Dopo molti mesi di pensieri, ripensamenti, idee luminose e amletici dubbi, quello che vi trovate sotto gli occhi è il Nuovo Periscopio. Molto, forse troppo ardito, colorato, anticonvenzionale, diverso da tutti gli altri media in circolazione, in edicola o sul web.

Se già frequentate  queste pagine, se vi piace o almeno vi incuriosisce Periscopio, la sua nuova veste grafica e i nuovi contenuti vi faranno saltare di gioia. Non esiste in natura un quotidiano online con il coraggio e/o l’incoscienza di criticare e capovolgere l’impostazione classica di questo “il giornale” un’idea (geniale) nata 270 anni fa, ma che ha introdotto  dei codici precisi rimasti quasi inalterati. Nemmeno la rivoluzione digitale, la democrazia informava, la nascita della Rete, l’esplosione dei social media, hanno cambiato di molto le testate giornalistiche, il loro ordine, la loro noia.

Tanto che qualcuno si è chiesto se ancora servono, se hanno ancora un ruolo e un senso i quotidiani.  Arrivano sempre “dopo la notizia”, mettono tutti lo stesso titolo in prima pagina, seguono diligentemente il pensiero unico e il potente di turno, ricalcano in fotocopia le solite sezioni interne: politica interna, esteri, cronaca, economia, sport…. Anche le parole sembrano piene di polvere, perché il linguaggio giornalistico, invece di arricchirsi, si è impoverito.  Il vocabolario dei quotidiani registra e riproduce quello del sottobosco politico e della chiacchiera televisiva, oppure insegue inutilmente la grande nuvola confusa del web.

Periscopio propone un nuovo modo di essere giornale, di fare informazione. di accostare Alto e Basso, di rapportarsi al proprio pubblico. Rompe compartimenti stagni delle sezioni tradizionali di quotidiani. Accoglie e dà riconosce uguale dignità a tutti i generi e tutti linguaggi: così in primo piano ci può essere una notizia, un commento, ma anche una poesia o una vignetta.  Abbandona la rincorsa allo scoop, all’intervista esclusiva, alla firma illustre, proponendo quella che abbiamo chiamato “informazione verticale”: entrare cioè nelle  “cose che accadono fuori e dentro di noi”, denunciare Il Vecchio che resiste e raccontare Il Nuovo che germoglia, stare dalla parte dei diritti e denunciare la diseguaglianza che cresce in Italia e nel mondo. .

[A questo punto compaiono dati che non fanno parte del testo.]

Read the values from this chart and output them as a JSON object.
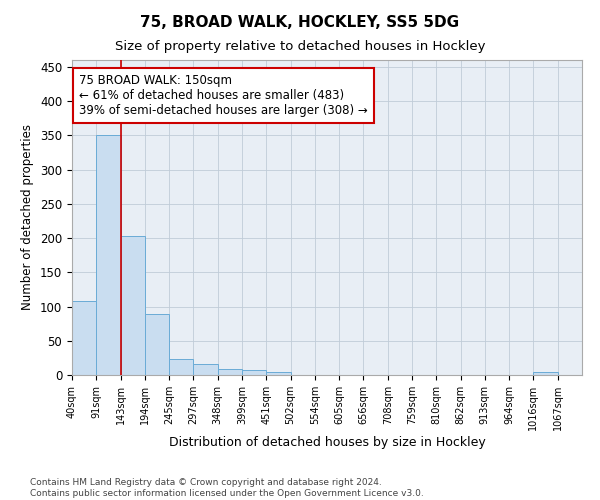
{
  "title": "75, BROAD WALK, HOCKLEY, SS5 5DG",
  "subtitle": "Size of property relative to detached houses in Hockley",
  "xlabel": "Distribution of detached houses by size in Hockley",
  "ylabel": "Number of detached properties",
  "bar_values": [
    108,
    350,
    203,
    89,
    24,
    16,
    9,
    7,
    4,
    0,
    0,
    0,
    0,
    0,
    0,
    0,
    0,
    0,
    0,
    4,
    0
  ],
  "bin_labels": [
    "40sqm",
    "91sqm",
    "143sqm",
    "194sqm",
    "245sqm",
    "297sqm",
    "348sqm",
    "399sqm",
    "451sqm",
    "502sqm",
    "554sqm",
    "605sqm",
    "656sqm",
    "708sqm",
    "759sqm",
    "810sqm",
    "862sqm",
    "913sqm",
    "964sqm",
    "1016sqm",
    "1067sqm"
  ],
  "bar_color": "#c9ddf0",
  "bar_edge_color": "#6aabd6",
  "grid_color": "#c0ccd8",
  "bg_color": "#e8eef5",
  "vline_x": 2,
  "vline_color": "#cc0000",
  "annotation_text": "75 BROAD WALK: 150sqm\n← 61% of detached houses are smaller (483)\n39% of semi-detached houses are larger (308) →",
  "annotation_box_color": "white",
  "annotation_box_edge": "#cc0000",
  "footer_text": "Contains HM Land Registry data © Crown copyright and database right 2024.\nContains public sector information licensed under the Open Government Licence v3.0.",
  "ylim": [
    0,
    460
  ],
  "yticks": [
    0,
    50,
    100,
    150,
    200,
    250,
    300,
    350,
    400,
    450
  ]
}
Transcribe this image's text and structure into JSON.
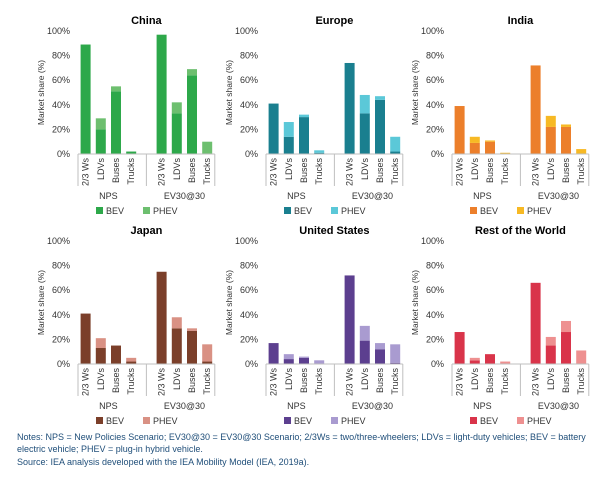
{
  "chart_data": [
    {
      "type": "bar",
      "stacked": true,
      "title": "China",
      "ylabel": "Market share (%)",
      "ylim": [
        0,
        100
      ],
      "yticks": [
        "0%",
        "20%",
        "40%",
        "60%",
        "80%",
        "100%"
      ],
      "categories": [
        "2/3 Ws",
        "LDVs",
        "Buses",
        "Trucks",
        "2/3 Ws",
        "LDVs",
        "Buses",
        "Trucks"
      ],
      "groups": [
        "NPS",
        "EV30@30"
      ],
      "series": [
        {
          "name": "BEV",
          "values": [
            89,
            20,
            51,
            2,
            97,
            33,
            64,
            0
          ]
        },
        {
          "name": "PHEV",
          "values": [
            0,
            9,
            4,
            0,
            0,
            9,
            5,
            10
          ]
        }
      ],
      "colors": [
        "#2da84a",
        "#6dbf6f"
      ],
      "legend": "bottom"
    },
    {
      "type": "bar",
      "stacked": true,
      "title": "Europe",
      "ylabel": "Market share (%)",
      "ylim": [
        0,
        100
      ],
      "yticks": [
        "0%",
        "20%",
        "40%",
        "60%",
        "80%",
        "100%"
      ],
      "categories": [
        "2/3 Ws",
        "LDVs",
        "Buses",
        "Trucks",
        "2/3 Ws",
        "LDVs",
        "Buses",
        "Trucks"
      ],
      "groups": [
        "NPS",
        "EV30@30"
      ],
      "series": [
        {
          "name": "BEV",
          "values": [
            41,
            14,
            30,
            1,
            74,
            33,
            44,
            2
          ]
        },
        {
          "name": "PHEV",
          "values": [
            0,
            12,
            2,
            2,
            0,
            15,
            3,
            12
          ]
        }
      ],
      "colors": [
        "#1a7f8f",
        "#5bc8d8"
      ],
      "legend": "bottom"
    },
    {
      "type": "bar",
      "stacked": true,
      "title": "India",
      "ylabel": "Market share (%)",
      "ylim": [
        0,
        100
      ],
      "yticks": [
        "0%",
        "20%",
        "40%",
        "60%",
        "80%",
        "100%"
      ],
      "categories": [
        "2/3 Ws",
        "LDVs",
        "Buses",
        "Trucks",
        "2/3 Ws",
        "LDVs",
        "Buses",
        "Trucks"
      ],
      "groups": [
        "NPS",
        "EV30@30"
      ],
      "series": [
        {
          "name": "BEV",
          "values": [
            39,
            9,
            10,
            0,
            72,
            22,
            22,
            0
          ]
        },
        {
          "name": "PHEV",
          "values": [
            0,
            5,
            1,
            1,
            0,
            9,
            2,
            4
          ]
        }
      ],
      "colors": [
        "#ec7f2b",
        "#f7b924"
      ],
      "legend": "bottom"
    },
    {
      "type": "bar",
      "stacked": true,
      "title": "Japan",
      "ylabel": "Market share (%)",
      "ylim": [
        0,
        100
      ],
      "yticks": [
        "0%",
        "20%",
        "40%",
        "60%",
        "80%",
        "100%"
      ],
      "categories": [
        "2/3 Ws",
        "LDVs",
        "Buses",
        "Trucks",
        "2/3 Ws",
        "LDVs",
        "Buses",
        "Trucks"
      ],
      "groups": [
        "NPS",
        "EV30@30"
      ],
      "series": [
        {
          "name": "BEV",
          "values": [
            41,
            13,
            15,
            2,
            75,
            29,
            27,
            2
          ]
        },
        {
          "name": "PHEV",
          "values": [
            0,
            8,
            0,
            3,
            0,
            9,
            2,
            14
          ]
        }
      ],
      "colors": [
        "#7b3f2a",
        "#d99184"
      ],
      "legend": "bottom"
    },
    {
      "type": "bar",
      "stacked": true,
      "title": "United States",
      "ylabel": "Market share (%)",
      "ylim": [
        0,
        100
      ],
      "yticks": [
        "0%",
        "20%",
        "40%",
        "60%",
        "80%",
        "100%"
      ],
      "categories": [
        "2/3 Ws",
        "LDVs",
        "Buses",
        "Trucks",
        "2/3 Ws",
        "LDVs",
        "Buses",
        "Trucks"
      ],
      "groups": [
        "NPS",
        "EV30@30"
      ],
      "series": [
        {
          "name": "BEV",
          "values": [
            17,
            4,
            5,
            0,
            72,
            19,
            12,
            1
          ]
        },
        {
          "name": "PHEV",
          "values": [
            0,
            4,
            1,
            3,
            0,
            12,
            5,
            15
          ]
        }
      ],
      "colors": [
        "#5c3f8f",
        "#a99bd0"
      ],
      "legend": "bottom"
    },
    {
      "type": "bar",
      "stacked": true,
      "title": "Rest of the World",
      "ylabel": "Market share (%)",
      "ylim": [
        0,
        100
      ],
      "yticks": [
        "0%",
        "20%",
        "40%",
        "60%",
        "80%",
        "100%"
      ],
      "categories": [
        "2/3 Ws",
        "LDVs",
        "Buses",
        "Trucks",
        "2/3 Ws",
        "LDVs",
        "Buses",
        "Trucks"
      ],
      "groups": [
        "NPS",
        "EV30@30"
      ],
      "series": [
        {
          "name": "BEV",
          "values": [
            26,
            3,
            8,
            0,
            66,
            15,
            26,
            0
          ]
        },
        {
          "name": "PHEV",
          "values": [
            0,
            2,
            0,
            2,
            0,
            7,
            9,
            11
          ]
        }
      ],
      "colors": [
        "#d9344a",
        "#ee9090"
      ],
      "legend": "bottom"
    }
  ],
  "notes": {
    "line1": "Notes: NPS = New Policies Scenario; EV30@30 = EV30@30 Scenario; 2/3Ws = two/three-wheelers; LDVs = light-duty vehicles; BEV = battery electric vehicle; PHEV = plug-in hybrid vehicle.",
    "line2": "Source: IEA analysis developed with the IEA Mobility Model (IEA, 2019a)."
  }
}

Con il quotidiano di ieri, così si diceva, oggi ci si incarta il pesce. Non Periscopio, la sua “informazione verticale” non invecchia mai e dal nostro archivio di quasi 50.000 articoli (disponibile gratuitamente) si pescano continuamente contenuti utili per integrare le ultime notizie uscite. Non troverete mai, come succede in quasi tutti i quotidiani on line,  le prime tre righe dell’articolo in chiaro… e una piccola tassa per poter leggere tutto il resto.

Sembra una frase retorica ma non lo è: “Periscopio è un giornale senza padrini e senza padroni”. Siamo orgogliosamente antifascisti, pacifisti, nonviolenti, femministi, ambientalisti. Crediamo nella Sinistra (anche se la Sinistra non crede più a se stessa), ma non apparteniamo a nessuna casa politica, non fiancheggiamo nessun partito e nessun leader. Anzi, diffidiamo dei leader e dei capipopolo, perfino degli eroi. Non ci piacciono i muri, quelli materiali come  quelli immateriali, frutto del pregiudizio e dell’egoismo. Ci piace “il popolo” (quello scritto in Costituzione) e vorremmo cancellare “la nazione”, premessa di ogni guerra e  di ogni violenza.

Periscopio è quindi un giornale popolare, non nazionalpopolare. Un quotidiano “generalista”,  scritto per essere letto da tutti (“quelli che hanno letto milioni di libri o che non sanno nemmeno parlare” F. De Gregori), da tutti quelli che coltivano la curiosità, e non dalle elites, dai circoli degli addetti ai lavori, dagli intellettuali del vuoto e della chiacchiera.